Anak lelaki datang. Tubuhnya penuh luka. Menyorotkan mata dan tangannya pada Helena yang memeluk lengan sang Lady. Benda pada tangan Bocah itu-- Grannat.

Keji sekali.

"Nak! Lepaskan benda itu dan menyingkir!" William melempar grannat dengan prioritas utama pada Sang Anak. Lalu dia memeluknya dan menyingkir.

DUARRR

Meledak. Toko bagian atas-- tempat mereka mempertahankan diri dan menyusun strategi --terbakar.

"Makan."

Saat William termenung di pinggir jalan dengan aura yang sama gelapnya dengan langit malam. Seseorang datang memecah segalanya.

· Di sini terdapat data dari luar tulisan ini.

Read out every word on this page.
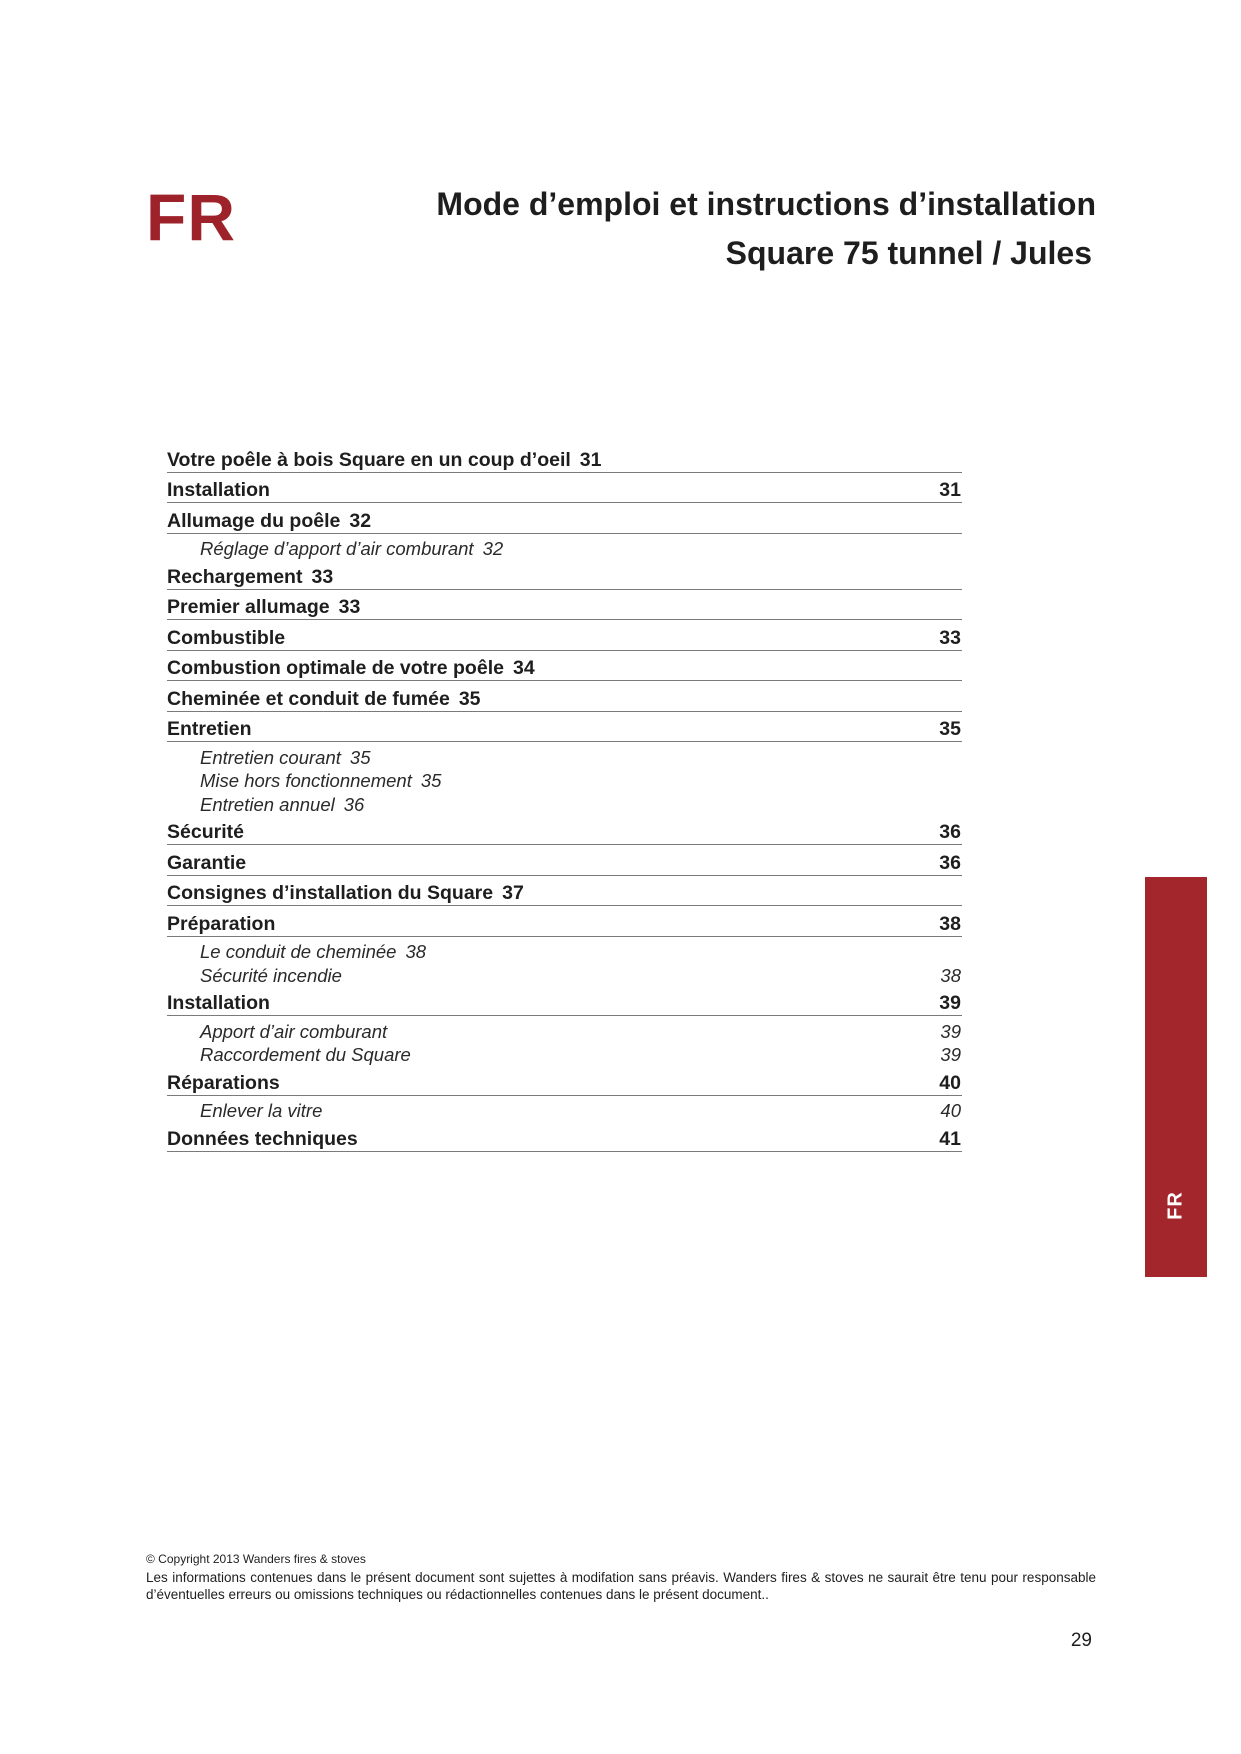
FR	Mode d’emploi et instructions d’installation
Square 75 tunnel / Jules
Votre poêle à bois Square en un coup d’oeil 31
Installation	31
Allumage du poêle 32
Réglage d’apport d’air comburant 32
Rechargement 33
Premier allumage 33
Combustible	33
Combustion optimale de votre poêle 34
Cheminée et conduit de fumée 35
Entretien	35
Entretien courant 35
Mise hors fonctionnement 35
Entretien annuel 36
Sécurité	36
Garantie	36
Consignes d’installation du Square 37
Préparation	38
Le conduit de cheminée 38
Sécurité incendie	38
Installation	39
Apport d’air comburant	39
Raccordement du Square	39
Réparations	40
Enlever la vitre	40
Données techniques	41
FR

© Copyright 2013 Wanders fires & stoves

Les informations contenues dans le présent document sont sujettes à modifation sans préavis. Wanders fires & stoves ne saurait être tenu pour responsable d’éventuelles erreurs ou omissions techniques ou rédactionnelles contenues dans le présent document..

29
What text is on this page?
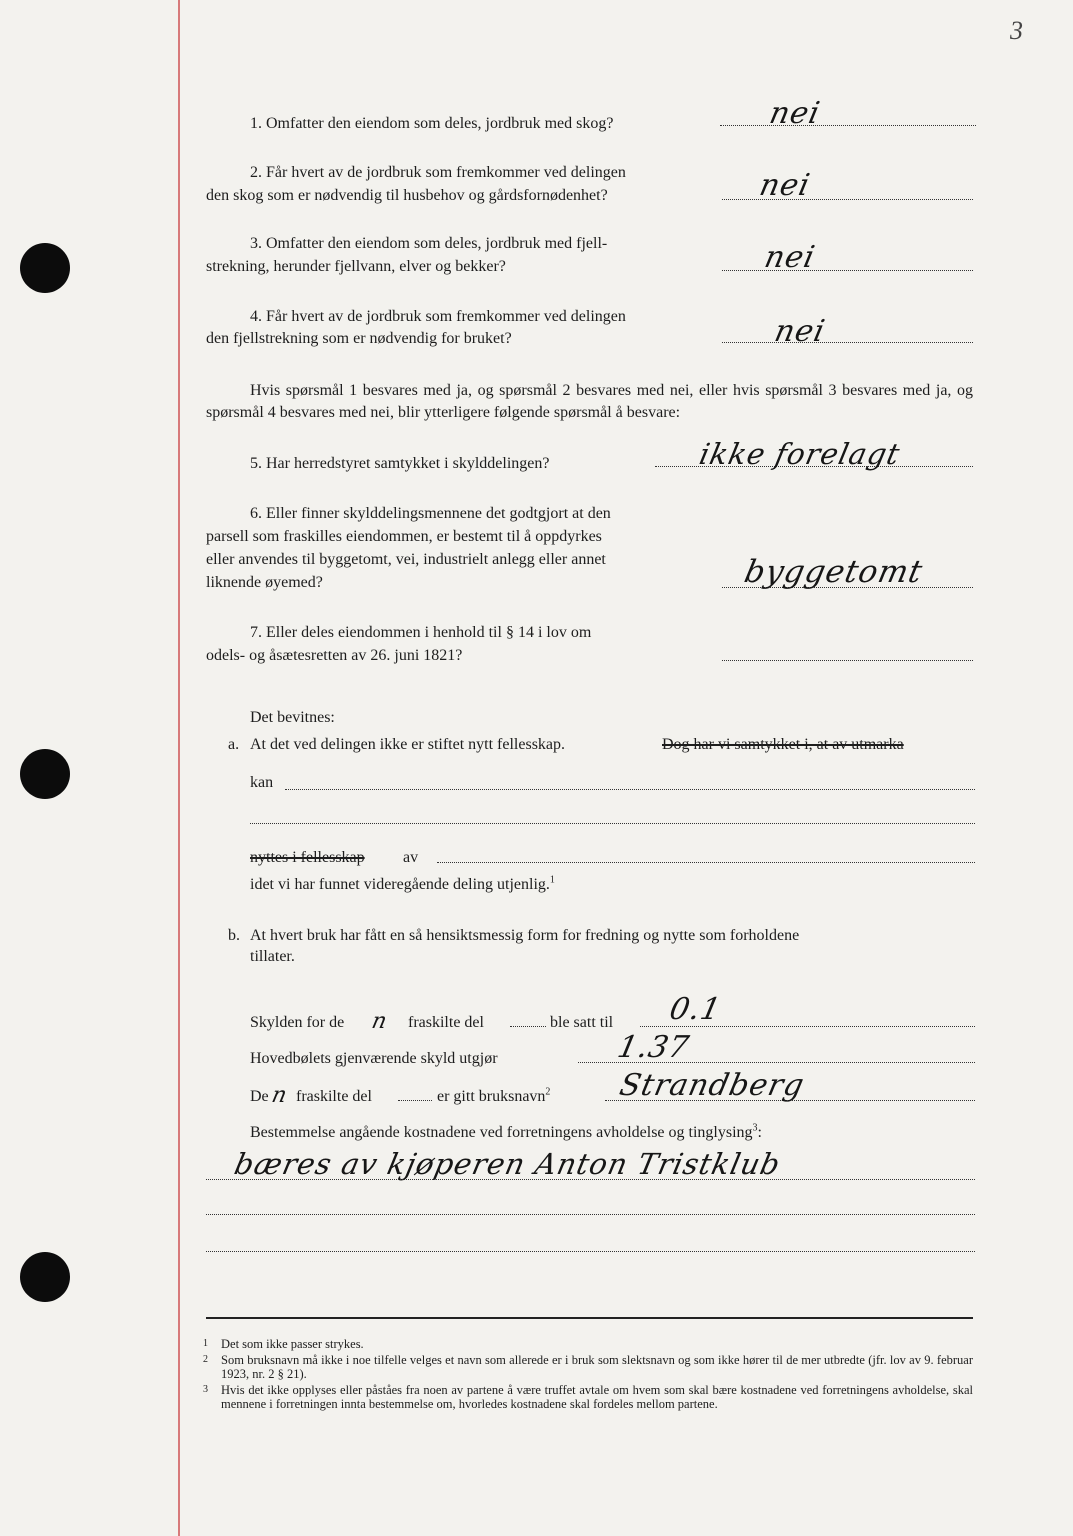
3
1. Omfatter den eiendom som deles, jordbruk med skog?	nei
2. Får hvert av de jordbruk som fremkommer ved delingen
den skog som er nødvendig til husbehov og gårdsfornødenhet?	nei
3. Omfatter den eiendom som deles, jordbruk med fjell-
strekning, herunder fjellvann, elver og bekker?	nei
4. Får hvert av de jordbruk som fremkommer ved delingen
den fjellstrekning som er nødvendig for bruket?	nei
Hvis spørsmål 1 besvares med ja, og spørsmål 2 besvares med nei, eller hvis spørsmål 3 besvares med ja, og spørsmål 4 besvares med nei, blir ytterligere følgende spørsmål å besvare:
5. Har herredstyret samtykket i skylddelingen?	ikke forelagt
6. Eller finner skylddelingsmennene det godtgjort at den
parsell som fraskilles eiendommen, er bestemt til å oppdyrkes
eller anvendes til byggetomt, vei, industrielt anlegg eller annet
liknende øyemed?	byggetomt
7. Eller deles eiendommen i henhold til § 14 i lov om
odels- og åsætesretten av 26. juni 1821?
Det bevitnes:
a. At det ved delingen ikke er stiftet nytt fellesskap.	Dog har vi samtykket i, at av utmarka
kan
nyttes i fellesskap av
idet vi har funnet videregående deling utjenlig.$^1$
b. At hvert bruk har fått en så hensiktsmessig form for fredning og nytte som forholdene
tillater.
Skylden for de n fraskilte del	ble satt til 0.1
Hovedbølets gjenværende skyld utgjør	1.37
De n fraskilte del	er gitt bruksnavn$^2$ Strandberg
Bestemmelse angående kostnadene ved forretningens avholdelse og tinglysing$^3$:
bæres av kjøperen Anton Tristklub
1 Det som ikke passer strykes.
2 Som bruksnavn må ikke i noe tilfelle velges et navn som allerede er i bruk som slektsnavn og som ikke hører til de mer utbredte (jfr. lov av 9. februar 1923, nr. 2 § 21).
3 Hvis det ikke opplyses eller påståes fra noen av partene å være truffet avtale om hvem som skal bære kostnadene ved forretningens avholdelse, skal mennene i forretningen innta bestemmelse om, hvorledes kostnadene skal fordeles mellom partene.
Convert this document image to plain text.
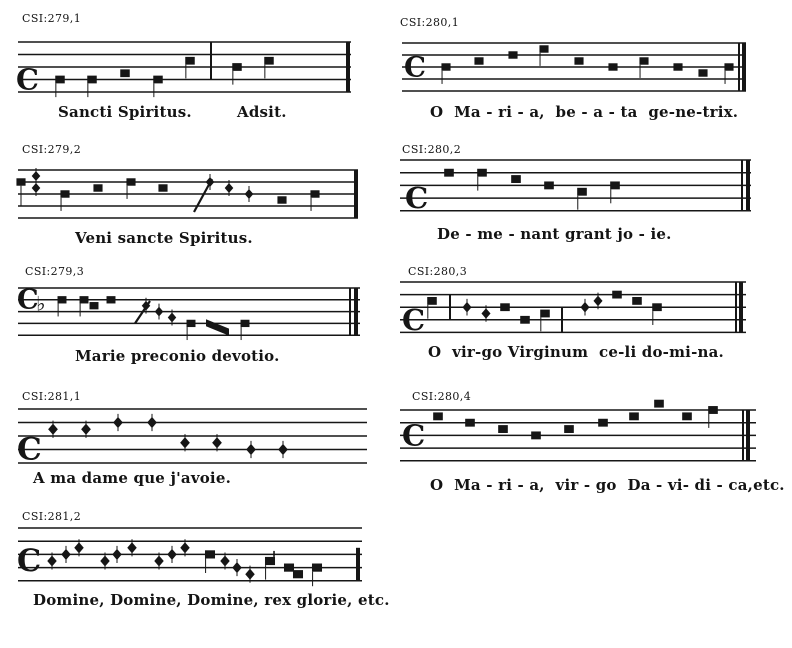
C
C
♭
C
C
C
C
C
C
CSI:279,1
CSI:279,2
CSI:279,3
CSI:281,1
CSI:281,2
CSI:280,1
CSI:280,2
CSI:280,3
CSI:280,4
Sancti Spiritus.	Adsit.
Veni sancte Spiritus.
Marie preconio devotio.
A ma dame que j'avoie.
Domine, Domine, Domine, rex glorie, etc.
O  Ma - ri - a,  be - a - ta  ge-ne-trix.
De - me - nant grant jo - ie.
O  vir-go Virginum  ce-li do-mi-na.
O  Ma - ri - a,  vir - go  Da - vi- di - ca,etc.
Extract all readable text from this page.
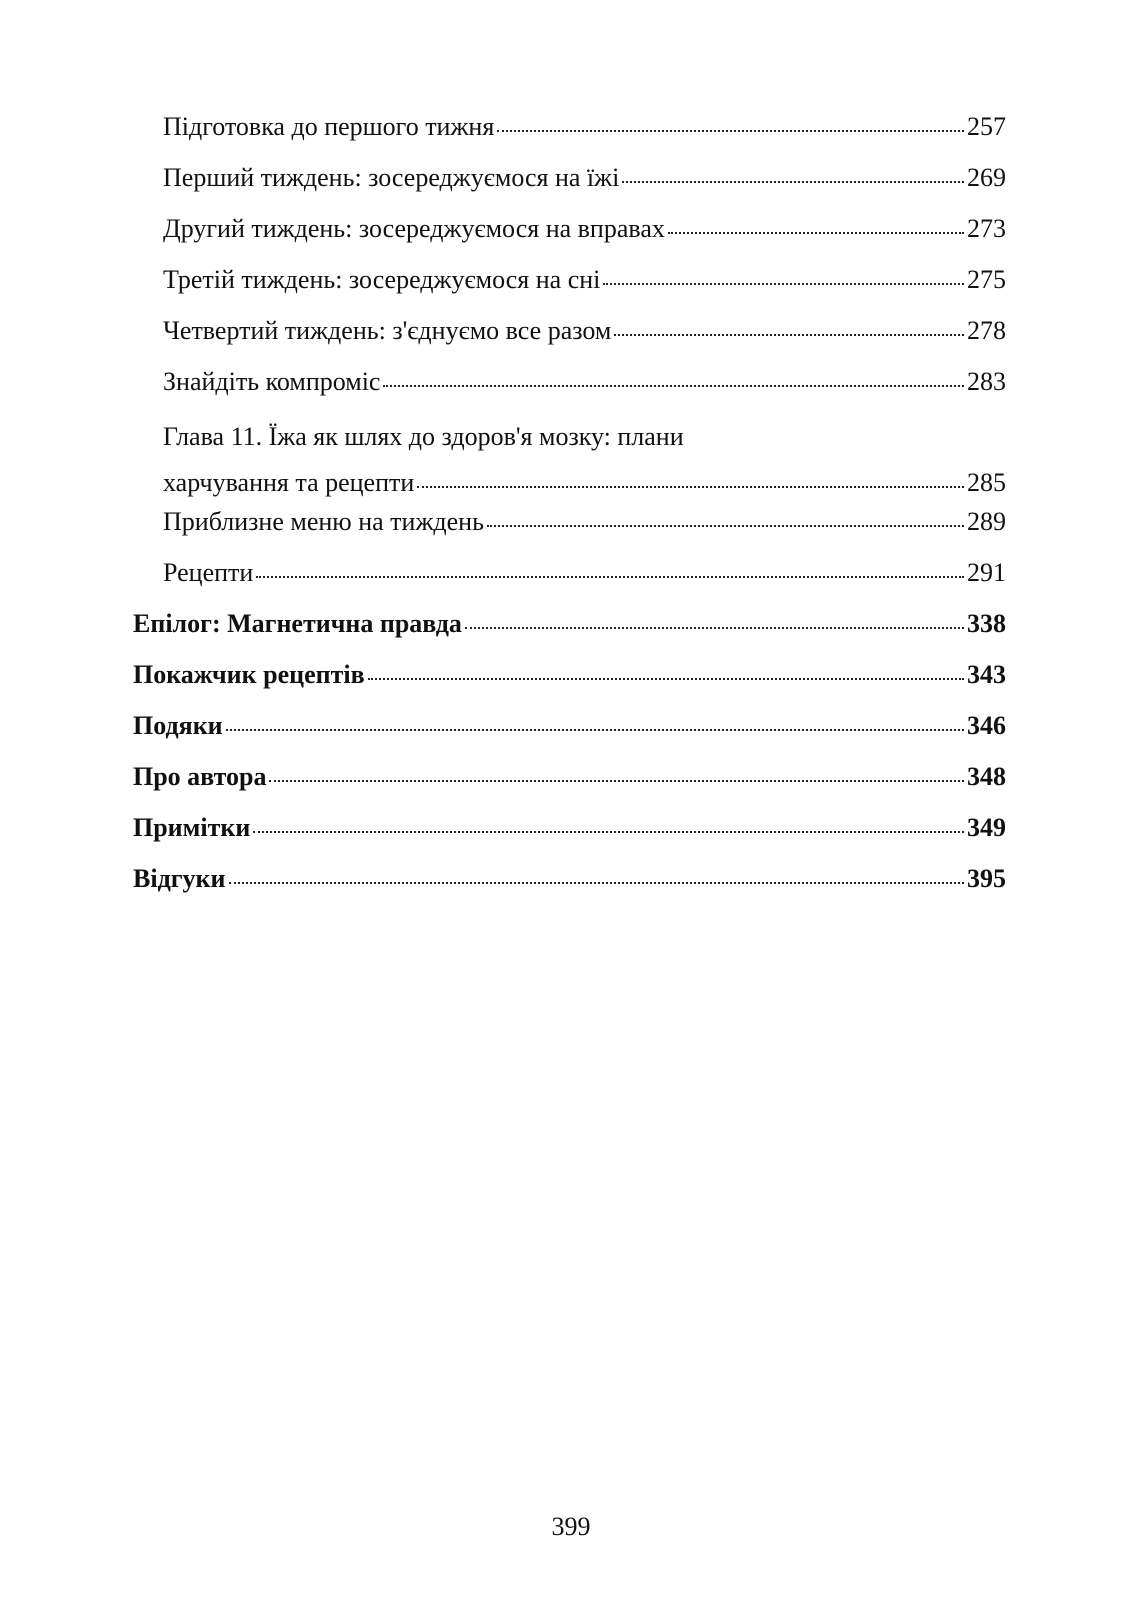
Підготовка до першого тижня	257
Перший тиждень: зосереджуємося на їжі	269
Другий тиждень: зосереджуємося на вправах	273
Третій тиждень: зосереджуємося на сні	275
Четвертий тиждень: з'єднуємо все разом	278
Знайдіть компроміс	283
Глава 11. Їжа як шлях до здоров'я мозку: плани
харчування та рецепти	285
Приблизне меню на тиждень	289
Рецепти	291
Епілог: Магнетична правда	338
Покажчик рецептів	343
Подяки	346
Про автора	348
Примітки	349
Відгуки	395
399
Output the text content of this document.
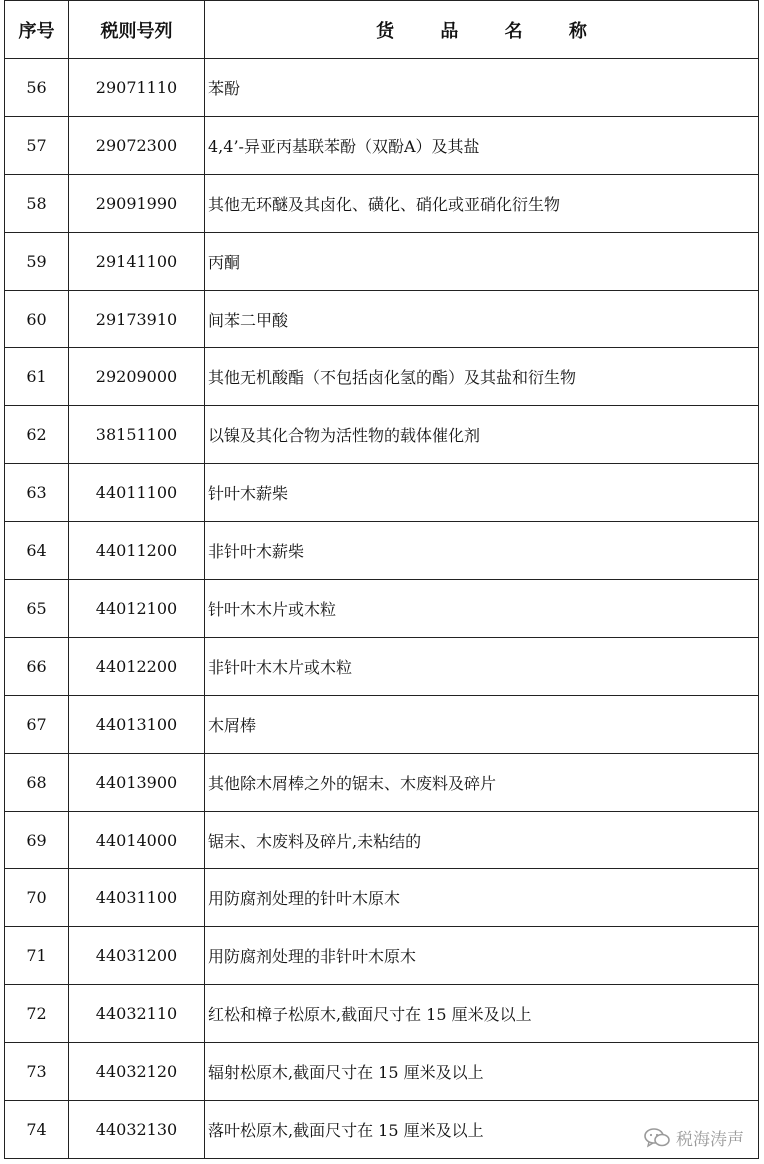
序号	税则号列	货 品 名 称
56	29071110	苯酚
57	29072300	4,4’-异亚丙基联苯酚（双酚A）及其盐
58	29091990	其他无环醚及其卤化、磺化、硝化或亚硝化衍生物
59	29141100	丙酮
60	29173910	间苯二甲酸
61	29209000	其他无机酸酯（不包括卤化氢的酯）及其盐和衍生物
62	38151100	以镍及其化合物为活性物的载体催化剂
63	44011100	针叶木薪柴
64	44011200	非针叶木薪柴
65	44012100	针叶木木片或木粒
66	44012200	非针叶木木片或木粒
67	44013100	木屑棒
68	44013900	其他除木屑棒之外的锯末、木废料及碎片
69	44014000	锯末、木废料及碎片,未粘结的
70	44031100	用防腐剂处理的针叶木原木
71	44031200	用防腐剂处理的非针叶木原木
72	44032110	红松和樟子松原木,截面尺寸在 15 厘米及以上
73	44032120	辐射松原木,截面尺寸在 15 厘米及以上
74	44032130	落叶松原木,截面尺寸在 15 厘米及以上	税海涛声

"Terimakasih. Anda sudah makan?"

"Ya."

Penyergapan toko berakhir. Namun dalang dari semua ini masih ada dalam benak William. Yang jelas, Lord of Crime tanpa sengaja terlibat. Sepotong Roti dilahap, surai pirang sepertinya baru sadar dia melewatkan makan siang dan malamnya.

"Yang mereka incar itu Helena. Tapi mereka bahkan hampir membunuh semua pengunjung Toko. Betapa kejamnya. "

Lady yang memberinya roti berucap dengan intonasi mengeluh dan kesal.

"Ya. Pasti Helena mengetahui sesuatu."

Helena dengan gamblang diincar. Mereka 'tak tanggung. Anak kecil lain pun dijadikan umpan dengan kejam. Seolah tanpa belas kasih melakukan apapun yang diperlukan.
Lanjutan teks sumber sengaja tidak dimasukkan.